Here \(th_b\) is the threshold of weight updates in each layer, which is a hyper-parameter. This \(\pi\) function will give out the forgetting coeffient for each weight, since this is a function of \(\Delta w\), thus will be regard as a constant for each update and will contribute to the gradient with the partials:

\[\Delta w_i = \sum{\Delta w_{i+1} * w_{i+1} * \pi_{i+1}} * (1 - o_i) * o_{i-1}\]

Here the \(\pi_{i+1}\) is the forgetting term in the next layer.

In our case, we assume \(l\) has been incorporated into \(\beta\), so the formula simplifies to:

\[\pi(t, \Delta w) = e^{- \frac{\beta(\Delta w)}{t}}\]

This function is mainly used to calculate the degree of information forgetting given the time \(t\) (in our case, \(t\) is the training epoch) and weight updates \(\Delta w\) (represented by \(\beta\) in our case).

• \(\beta(\Delta w)\): This is a measure of the frequency of specific weight updates, corresponding to the frequency of triggering in neuroscience. If a neuron is frequently activated (in our case, if a weight is frequently updated), its \(\beta\) value will increase.

• \(t\): In our case, \(t\) denotes the training epoch. As training progresses, time \(t\) increases.

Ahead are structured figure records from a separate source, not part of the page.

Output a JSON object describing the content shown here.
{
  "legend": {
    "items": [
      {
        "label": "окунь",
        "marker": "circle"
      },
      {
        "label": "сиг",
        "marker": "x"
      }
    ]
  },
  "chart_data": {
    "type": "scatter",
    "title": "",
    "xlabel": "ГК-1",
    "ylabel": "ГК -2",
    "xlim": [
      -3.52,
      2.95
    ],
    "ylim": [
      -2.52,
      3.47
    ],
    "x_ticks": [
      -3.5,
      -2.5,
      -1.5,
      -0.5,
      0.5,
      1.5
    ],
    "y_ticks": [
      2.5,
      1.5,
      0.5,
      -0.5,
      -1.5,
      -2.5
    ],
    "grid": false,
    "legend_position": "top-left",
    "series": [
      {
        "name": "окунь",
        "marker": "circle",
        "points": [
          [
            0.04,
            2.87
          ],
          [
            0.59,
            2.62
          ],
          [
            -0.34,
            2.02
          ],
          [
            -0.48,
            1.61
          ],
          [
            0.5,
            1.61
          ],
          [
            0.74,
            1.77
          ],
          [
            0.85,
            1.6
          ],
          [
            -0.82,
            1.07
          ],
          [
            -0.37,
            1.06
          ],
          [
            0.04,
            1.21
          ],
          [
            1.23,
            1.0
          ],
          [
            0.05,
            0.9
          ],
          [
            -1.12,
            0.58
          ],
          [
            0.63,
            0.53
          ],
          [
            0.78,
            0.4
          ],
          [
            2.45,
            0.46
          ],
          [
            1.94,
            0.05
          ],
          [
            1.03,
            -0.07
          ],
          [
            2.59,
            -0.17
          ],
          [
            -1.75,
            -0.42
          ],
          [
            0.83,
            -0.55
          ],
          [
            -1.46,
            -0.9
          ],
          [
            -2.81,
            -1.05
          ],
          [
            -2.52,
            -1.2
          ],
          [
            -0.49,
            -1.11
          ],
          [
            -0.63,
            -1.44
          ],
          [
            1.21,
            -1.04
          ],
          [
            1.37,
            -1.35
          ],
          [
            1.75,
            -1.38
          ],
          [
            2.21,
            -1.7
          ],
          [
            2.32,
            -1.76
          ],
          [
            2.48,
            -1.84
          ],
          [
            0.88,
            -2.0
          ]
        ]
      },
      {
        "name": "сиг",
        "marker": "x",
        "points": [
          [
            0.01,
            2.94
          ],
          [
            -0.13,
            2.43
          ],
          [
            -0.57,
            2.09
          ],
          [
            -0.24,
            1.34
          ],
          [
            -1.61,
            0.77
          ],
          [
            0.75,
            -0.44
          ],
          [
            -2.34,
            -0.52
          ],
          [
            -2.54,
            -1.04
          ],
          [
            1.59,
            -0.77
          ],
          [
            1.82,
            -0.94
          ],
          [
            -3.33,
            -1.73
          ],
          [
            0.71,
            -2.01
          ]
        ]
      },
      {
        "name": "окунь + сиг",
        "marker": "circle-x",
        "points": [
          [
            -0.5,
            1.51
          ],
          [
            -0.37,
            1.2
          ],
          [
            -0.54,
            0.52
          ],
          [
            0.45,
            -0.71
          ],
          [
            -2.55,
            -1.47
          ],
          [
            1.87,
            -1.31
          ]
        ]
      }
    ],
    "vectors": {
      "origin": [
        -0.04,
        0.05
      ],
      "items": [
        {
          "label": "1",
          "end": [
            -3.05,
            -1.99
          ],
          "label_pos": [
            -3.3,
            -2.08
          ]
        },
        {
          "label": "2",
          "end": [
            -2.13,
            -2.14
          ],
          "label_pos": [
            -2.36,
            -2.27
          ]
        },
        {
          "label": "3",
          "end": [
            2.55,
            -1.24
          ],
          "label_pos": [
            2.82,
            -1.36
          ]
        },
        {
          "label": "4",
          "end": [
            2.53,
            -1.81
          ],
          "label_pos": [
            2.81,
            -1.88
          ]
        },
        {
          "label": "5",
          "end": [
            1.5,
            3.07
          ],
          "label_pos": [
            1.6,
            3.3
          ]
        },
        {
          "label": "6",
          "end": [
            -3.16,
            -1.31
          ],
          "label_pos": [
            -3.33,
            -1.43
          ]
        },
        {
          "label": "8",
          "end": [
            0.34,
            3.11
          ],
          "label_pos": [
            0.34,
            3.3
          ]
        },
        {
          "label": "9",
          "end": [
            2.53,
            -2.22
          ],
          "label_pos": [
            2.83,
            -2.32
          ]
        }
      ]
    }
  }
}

• \(e^{- \frac{\beta(\Delta w)}{t}}\): This part is the core of the forgetting function. When \(\beta\) is large (i.e., the weight is frequently updated), the value of \(- \frac{\beta(\Delta w)}{t}\) becomes smaller, thus the whole expression approaches 1, indicating almost no forgetting. Conversely, if \(\beta\) is small (i.e., the weight is not frequently updated), the whole expression will approach 0, indicating a high degree of forgetting.

Overall, this function increases the degree of forgetting for weights that are not frequently updated during the model training process, potentially helping the model to better learn and remember important features.